In between Oscar Grant’s killing by a BART police officer in Oakland, California, and Trayvon Martin’s fatal shooting by a neighborhood watch captain in Sandford, Florida, something changed. I became a mother—a mother to a baby boy.
Heartsick and angry, I watched the Trayvon Martin/George Zimmerman story roll out. This was Anthony Griffin all over again, 26 years later. I felt raw, breathless, sad, and ultimately helpless. And seeing Trayvon’s mother—numb and broken, a grayness seeping out through her eyes—it buckled my knees. This story cannot be our thing, on loop. Our brown-faced children cannot continue to be shoved into early graves. This hunt must be called off. Mothers, fathers, and like-figures must infuse a newer message and reaffirm it so these endangered children believe it deep in their bones: You are worthy. You belong here. You matter.

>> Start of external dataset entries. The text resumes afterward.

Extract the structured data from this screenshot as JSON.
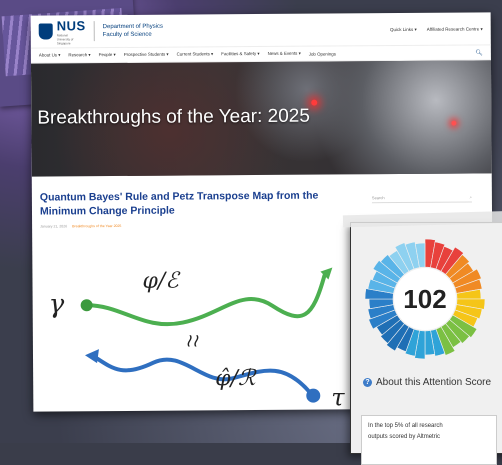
{
  "header": {
    "logo_text": "NUS",
    "logo_sub": "National University of Singapore",
    "department": "Department of Physics",
    "faculty": "Faculty of Science",
    "top_links": [
      "Quick Links ▾",
      "Affiliated Research Centre ▾"
    ]
  },
  "nav": {
    "items": [
      "About Us ▾",
      "Research ▾",
      "People ▾",
      "Prospective Students ▾",
      "Current Students ▾",
      "Facilities & Safety ▾",
      "News & Events ▾",
      "Job Openings"
    ]
  },
  "hero": {
    "title": "Breakthroughs of the Year: 2025"
  },
  "article": {
    "title": "Quantum Bayes' Rule and Petz Transpose Map from the Minimum Change Principle",
    "date": "January 21, 2026",
    "category": "Breakthroughs of the Year 2025"
  },
  "sidebar": {
    "search_placeholder": "Search"
  },
  "figure": {
    "gamma": "γ",
    "tau": "τ",
    "forward_map": "φ/ℰ",
    "reverse_map": "φ̂/ℛ",
    "approx": "≀≀"
  },
  "altmetric": {
    "score": "102",
    "about_label": "About this Attention Score",
    "summary_line1": "In the top 5% of all research",
    "summary_line2": "outputs scored by Altmetric",
    "colors": [
      "#e8413c",
      "#f08a24",
      "#f5c518",
      "#7bc043",
      "#2fa3d8",
      "#1f6fb5",
      "#2b7fc8",
      "#59b4e8",
      "#8ed1f0"
    ]
  },
  "colors": {
    "nus_blue": "#003d7c",
    "title_blue": "#1a3f8f",
    "category_orange": "#f08a24",
    "green_path": "#4caf50",
    "blue_path": "#2f6fc0"
  }
}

I’ve told myself that I have time. My son is only five years old now. Soon—not tomorrow, but soon—I will have to have The Talk about what others assume about him, about his life, about his intentions as he browses through a store or strides down the night’s sidewalk. It won’t matter if he’s wearing a three-piece suit or hoodie and jeans as he walks fresh into the lives of certain strangers, he’ll still get the double-take: that long side look soaked in suspicion and dread, because he’s laughing too loud (and black), walking too slow (and black), driving too fast (and black). His being here (and black) will be a problem for some, and they will see it as their right to bring forth a solution, set a course correction to protect the lives that really matter. And, no, that does not include yours, black boy.

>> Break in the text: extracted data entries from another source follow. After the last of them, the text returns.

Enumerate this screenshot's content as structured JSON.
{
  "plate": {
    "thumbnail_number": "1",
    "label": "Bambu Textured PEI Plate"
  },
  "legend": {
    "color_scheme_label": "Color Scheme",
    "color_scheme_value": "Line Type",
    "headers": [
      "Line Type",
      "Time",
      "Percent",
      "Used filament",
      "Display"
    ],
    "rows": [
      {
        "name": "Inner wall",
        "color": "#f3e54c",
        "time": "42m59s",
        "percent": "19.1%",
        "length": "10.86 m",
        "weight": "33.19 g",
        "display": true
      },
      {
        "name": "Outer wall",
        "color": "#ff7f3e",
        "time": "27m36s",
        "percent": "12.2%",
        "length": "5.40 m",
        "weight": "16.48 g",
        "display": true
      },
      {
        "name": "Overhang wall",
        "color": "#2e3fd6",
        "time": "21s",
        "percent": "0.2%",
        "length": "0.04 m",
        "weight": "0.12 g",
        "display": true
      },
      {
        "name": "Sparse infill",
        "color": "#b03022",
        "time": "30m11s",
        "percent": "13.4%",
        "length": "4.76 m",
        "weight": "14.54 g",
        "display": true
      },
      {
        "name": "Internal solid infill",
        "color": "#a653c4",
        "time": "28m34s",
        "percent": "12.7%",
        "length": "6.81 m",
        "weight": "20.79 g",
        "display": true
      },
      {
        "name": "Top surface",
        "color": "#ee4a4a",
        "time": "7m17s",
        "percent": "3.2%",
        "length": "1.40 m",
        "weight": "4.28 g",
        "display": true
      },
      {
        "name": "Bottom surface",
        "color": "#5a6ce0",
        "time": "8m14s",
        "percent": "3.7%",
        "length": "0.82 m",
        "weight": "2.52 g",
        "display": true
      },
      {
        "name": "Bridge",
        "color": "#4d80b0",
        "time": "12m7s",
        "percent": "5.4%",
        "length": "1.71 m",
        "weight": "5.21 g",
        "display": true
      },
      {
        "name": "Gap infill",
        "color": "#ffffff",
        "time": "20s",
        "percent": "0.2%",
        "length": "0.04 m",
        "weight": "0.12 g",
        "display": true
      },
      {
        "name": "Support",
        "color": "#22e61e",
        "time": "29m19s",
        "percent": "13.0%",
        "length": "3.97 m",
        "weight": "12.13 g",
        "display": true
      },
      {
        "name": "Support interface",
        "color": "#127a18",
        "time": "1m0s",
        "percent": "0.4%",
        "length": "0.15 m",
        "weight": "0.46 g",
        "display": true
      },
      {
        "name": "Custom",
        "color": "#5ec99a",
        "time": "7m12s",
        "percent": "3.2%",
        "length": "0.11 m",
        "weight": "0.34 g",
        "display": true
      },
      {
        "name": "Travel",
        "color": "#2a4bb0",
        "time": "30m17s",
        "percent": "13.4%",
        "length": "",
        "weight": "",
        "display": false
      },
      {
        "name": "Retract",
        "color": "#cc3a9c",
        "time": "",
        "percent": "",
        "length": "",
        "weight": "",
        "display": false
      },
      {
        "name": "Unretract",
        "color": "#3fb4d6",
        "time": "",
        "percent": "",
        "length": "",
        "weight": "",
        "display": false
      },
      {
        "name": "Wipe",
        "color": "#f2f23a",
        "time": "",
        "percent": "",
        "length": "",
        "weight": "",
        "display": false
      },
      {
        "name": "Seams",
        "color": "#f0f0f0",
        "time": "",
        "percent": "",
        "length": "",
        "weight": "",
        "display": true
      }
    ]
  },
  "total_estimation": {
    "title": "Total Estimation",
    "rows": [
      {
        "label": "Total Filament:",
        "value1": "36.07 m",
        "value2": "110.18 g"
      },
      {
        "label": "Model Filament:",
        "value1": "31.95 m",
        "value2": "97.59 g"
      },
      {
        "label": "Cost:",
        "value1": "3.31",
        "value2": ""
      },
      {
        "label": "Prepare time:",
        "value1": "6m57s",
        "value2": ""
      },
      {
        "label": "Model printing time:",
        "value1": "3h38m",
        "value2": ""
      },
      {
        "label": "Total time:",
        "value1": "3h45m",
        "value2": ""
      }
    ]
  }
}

Still, I don’t want to fill him with dread and fatalism. Even though he’ll be inundated with countervailing messages about his lack of worth, I want this child to find his way to becoming a fully realized man—the husks of resentment and bitterness tumbling in the trail behind him, sloughed off like useless, old skin. Like my folks did for me, I want to show my son that while there are people who will likely see him as a threat, there are also others who will be ready to embrace him, revere him, and come prepared to wholly love him.
But I’m not ready for all of that. I’m not ready to blow stinging dust into this kid’s bright, kind eyes. Not yet.
I want our brown boys to have the space and time to be hopeful and undaunted, counting forward not down to the days to come when they can play basketball and hockey and go to the club with their boys and call up girls late, late in their parents’ basements.
I want them to have the passport to be black, and just be.